Characteristics of this binary (from libperl): 
  Compile-time options:
    HAS_LONG_DOUBLE
    HAS_STRTOLD
    HAS_TIMES
    PERLIO_LAYERS
    PERL_COPY_ON_WRITE
    PERL_DONT_CREATE_GVSV
    PERL_HASH_FUNC_SIPHASH13
    PERL_HASH_USE_SBOX32
    PERL_MALLOC_WRAP
    PERL_OP_PARENT
    PERL_PRESERVE_IVUV
    PERL_USE_SAFE_PUTENV
    USE_64_BIT_ALL
    USE_64_BIT_INT
    USE_LARGE_FILES
    USE_LOCALE
    USE_LOCALE_COLLATE
    USE_LOCALE_CTYPE
    USE_LOCALE_NUMERIC
    USE_LOCALE_TIME
    USE_PERLIO
    USE_PERL_ATOF
  Built under linux
  Compiled at Jan 18 2024 17:41:48
  %ENV:
    PERL_CPANM_OPT="--cascade-search --mirror-only  --mirror /home/dj/Work/darkpan --mirror http://www.cpan.org"
    PERL_CPAN_MIRROR_TINY_BASE="/home/dj/Work/darkpan"
    PERL_DARKPAN="/home/dj/Work/darkpan"
  @INC:
    /home/dj/.plenv/versions/5.38.2/lib/perl5/site_perl/5.38.2/x86_64-linux
    /home/dj/.plenv/versions/5.38.2/lib/perl5/site_perl/5.38.2
    /home/dj/.plenv/versions/5.38.2/lib/perl5/5.38.2/x86_64-linux
    /home/dj/.plenv/versions/5.38.2/lib/perl5/5.38.2
tonycoz commented 1 month ago

Duplicate labels in the same scope are commonly used in tests:

SKIP:
{
   skip "I can't test this", 1 if $cant_test_this;
  ...
}
SKIP:
{
   skip "I can't test that", 1 if $cant_test_that;
  ...
}

so we can't just warn on duplicate labels in the same scope.

This means the optimization is changing the behavior of code outside of the optimized out part, which shouldn't happen.

This is documented in perlsyn and perlfunc:

... It also can't be used to go into a construct that is optimized away. ...

Of course, there's no requirement that the label is defined in the function containing the goto:

tony@venus:.../git/perl6$ cat ../22088b.pl
use v5.38;
sub f {
  say "f";
  goto X;
}

f();

goto Y;

X: { say "X1"; }
goto Y;

X: { say "X2"; }

Y:

{
  f();
 X: say "X3";
}
tony@venus:.../git/perl6$ ./perl -Ilib ../22088b.pl 
f
X1
f
X3

I do think how this is resolved could be better documented.

djerius commented 1 month ago

Duplicate labels in the same scope are commonly used in tests:

SKIP:
{
   skip "I can't test this", 1 if $cant_test_this;
  ...
}
SKIP:
{
   skip "I can't test that", 1 if $cant_test_that;
  ...
}

so we can't just warn on duplicate labels in the same scope.

Darn.

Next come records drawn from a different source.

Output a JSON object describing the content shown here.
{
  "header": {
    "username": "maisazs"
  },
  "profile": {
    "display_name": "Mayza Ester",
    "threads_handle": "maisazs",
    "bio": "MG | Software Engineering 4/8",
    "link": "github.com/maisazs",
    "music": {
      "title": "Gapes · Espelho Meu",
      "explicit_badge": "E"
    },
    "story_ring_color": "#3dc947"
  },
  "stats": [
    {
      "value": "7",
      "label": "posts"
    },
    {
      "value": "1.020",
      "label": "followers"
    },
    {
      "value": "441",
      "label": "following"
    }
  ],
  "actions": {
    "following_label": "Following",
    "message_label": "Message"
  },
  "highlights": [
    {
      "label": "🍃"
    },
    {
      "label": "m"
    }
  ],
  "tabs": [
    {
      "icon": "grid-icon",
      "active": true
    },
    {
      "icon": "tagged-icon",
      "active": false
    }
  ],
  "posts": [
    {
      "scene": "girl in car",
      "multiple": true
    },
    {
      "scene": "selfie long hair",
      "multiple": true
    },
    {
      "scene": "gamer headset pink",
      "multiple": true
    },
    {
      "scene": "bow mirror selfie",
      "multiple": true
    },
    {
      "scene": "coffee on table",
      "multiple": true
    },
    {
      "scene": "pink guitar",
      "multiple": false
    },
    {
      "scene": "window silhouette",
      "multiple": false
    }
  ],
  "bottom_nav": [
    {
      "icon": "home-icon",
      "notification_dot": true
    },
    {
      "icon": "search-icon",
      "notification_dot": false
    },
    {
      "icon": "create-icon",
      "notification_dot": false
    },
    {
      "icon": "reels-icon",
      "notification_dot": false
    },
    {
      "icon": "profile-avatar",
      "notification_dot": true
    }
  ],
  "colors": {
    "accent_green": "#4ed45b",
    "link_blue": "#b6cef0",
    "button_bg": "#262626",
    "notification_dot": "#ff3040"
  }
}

Is there a way to differentiate between goto and the loop control statements that must be used within the block they address (skip uses last under the hood)? It'd have to be a run-time error, as goto can take an expression; maybe a flag on a label indicating it's multiply defined so that when goto uses it it knows it's degenerate.

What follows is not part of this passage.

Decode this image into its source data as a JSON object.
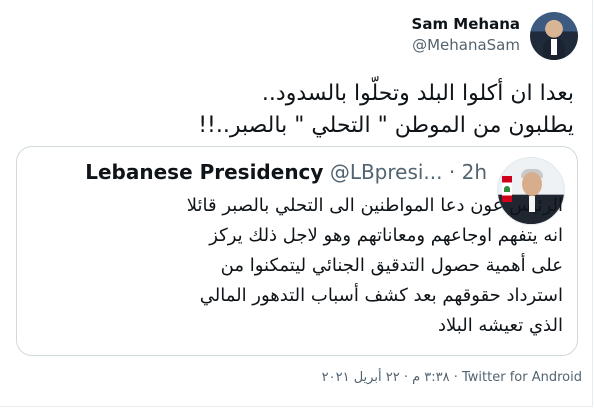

This is documented in perlsyn and perlfunc:

... It also can't be used to go into a construct that is optimized away. ...

Well, so much for my reading comprehension. Thanks for pointing that bit out, somehow I glossed over that. Since there's no official "guide to what gets optimized away" perhaps that should be written in bold and prefaced with "Here be dragons".

One documentation tweak might be to suggest use of redo rather than goto when jumping to the beginning of a labeled block from within it. I've modified my code to do that, so the multiple definition issue is resolved.